Prisonnières du rapport conflictuel qu'elles entretenaient avec leur propre reflet.
Narcissa, pour commencer, à cause de son prénom et des atroces histoires que Bellatrix racontait à son propos, avait de prime mis un point d'honneur à éviter les miroirs. Il ne fallait pas qu'elle tombe amoureuse de son image- et, rapidement, elle n'avait pas seulement appris à éviter son reflet dans la glace, mais également dans toutes choses qui auraient pu l'amener à s'attarder sur ses traits. Avec le temps, bien entendu, elle avait fini par se défaire de ses angoisses superstitieuses : il fallait bien qu'elle puisse voir à quoi elle ressemble, non qu'elle ne ressemble à rien.
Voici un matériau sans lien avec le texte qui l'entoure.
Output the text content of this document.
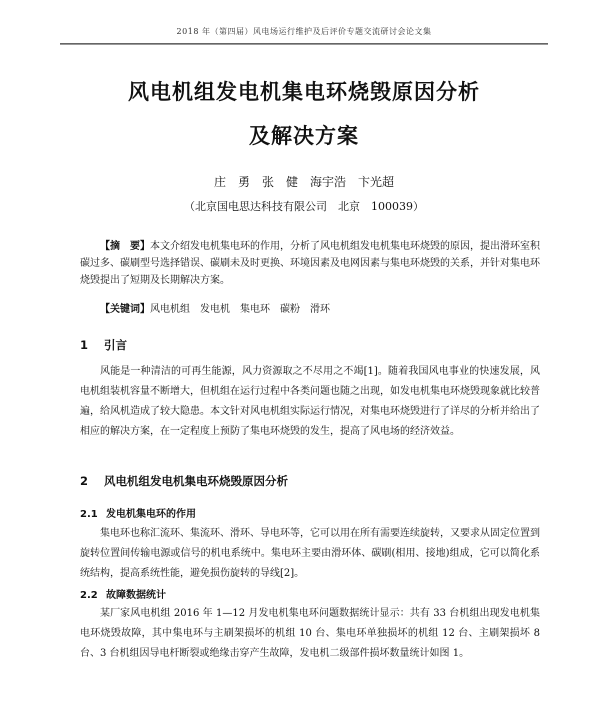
2018 年（第四届）风电场运行维护及后评价专题交流研讨会论文集
风电机组发电机集电环烧毁原因分析
及解决方案
庄　勇　张　健　海宇浩　卞光超
（北京国电思达科技有限公司　北京　100039）
【摘　要】本文介绍发电机集电环的作用，分析了风电机组发电机集电环烧毁的原因，提出滑环室积碳过多、碳刷型号选择错误、碳刷未及时更换、环境因素及电网因素与集电环烧毁的关系，并针对集电环烧毁提出了短期及长期解决方案。
【关键词】风电机组　发电机　集电环　碳粉　滑环
1 引言
风能是一种清洁的可再生能源，风力资源取之不尽用之不竭[1]。随着我国风电事业的快速发展，风电机组装机容量不断增大，但机组在运行过程中各类问题也随之出现，如发电机集电环烧毁现象就比较普遍，给风机造成了较大隐患。本文针对风电机组实际运行情况，对集电环烧毁进行了详尽的分析并给出了相应的解决方案，在一定程度上预防了集电环烧毁的发生，提高了风电场的经济效益。
2 风电机组发电机集电环烧毁原因分析
2.1 发电机集电环的作用
集电环也称汇流环、集流环、滑环、导电环等，它可以用在所有需要连续旋转，又要求从固定位置到旋转位置间传输电源或信号的机电系统中。集电环主要由滑环体、碳刷(相用、接地)组成，它可以简化系统结构，提高系统性能，避免损伤旋转的导线[2]。
2.2 故障数据统计
某厂家风电机组 2016 年 1—12 月发电机集电环问题数据统计显示：共有 33 台机组出现发电机集电环烧毁故障，其中集电环与主刷架损坏的机组 10 台、集电环单独损坏的机组 12 台、主刷架损坏 8 台、3 台机组因导电杆断裂或绝缘击穿产生故障，发电机二级部件损坏数量统计如图 1。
Imaginez l'horreur d'une exposition publique, si elle venait à se présenter aux yeux de tous le visage couvert de boutons et sans même en avoir conscience ?
Bientôt, donc, seule la peur de ce qu'elle pouvait trouver à la surface de l'eau lui resta. Et Cissy pu s'adonner sans crainte à son narcissisme si longtemps refoulé.
Bellatrix, de son côté...
Eh bien, disons que la vue de son corps nu devant une glace ne s'accompagnait pas de la satisfaction naturelle qu'aurait pu éprouver son mari en le voyant.
Seule dans sa chambre, enfant puis adolescente, elle avait passé de longues minutes à s'observer sous tous les angles, poings crispés et mâchoire serrée, jusqu'à s'en écœurer elle-même et haïr sa mère. Le regret de ne pas être un garçon, de ne pas être à l'image de ce que Cygnus aurait voulu qu'elle soit, tout cela la consumait à grands fracas - et il n'était pas rare, alors, de voir au manoir Black les miroirs défiler. Elle en brisa de nombreux.
Mais pas autant qu'Andromeda, qui s'y brisa elle même.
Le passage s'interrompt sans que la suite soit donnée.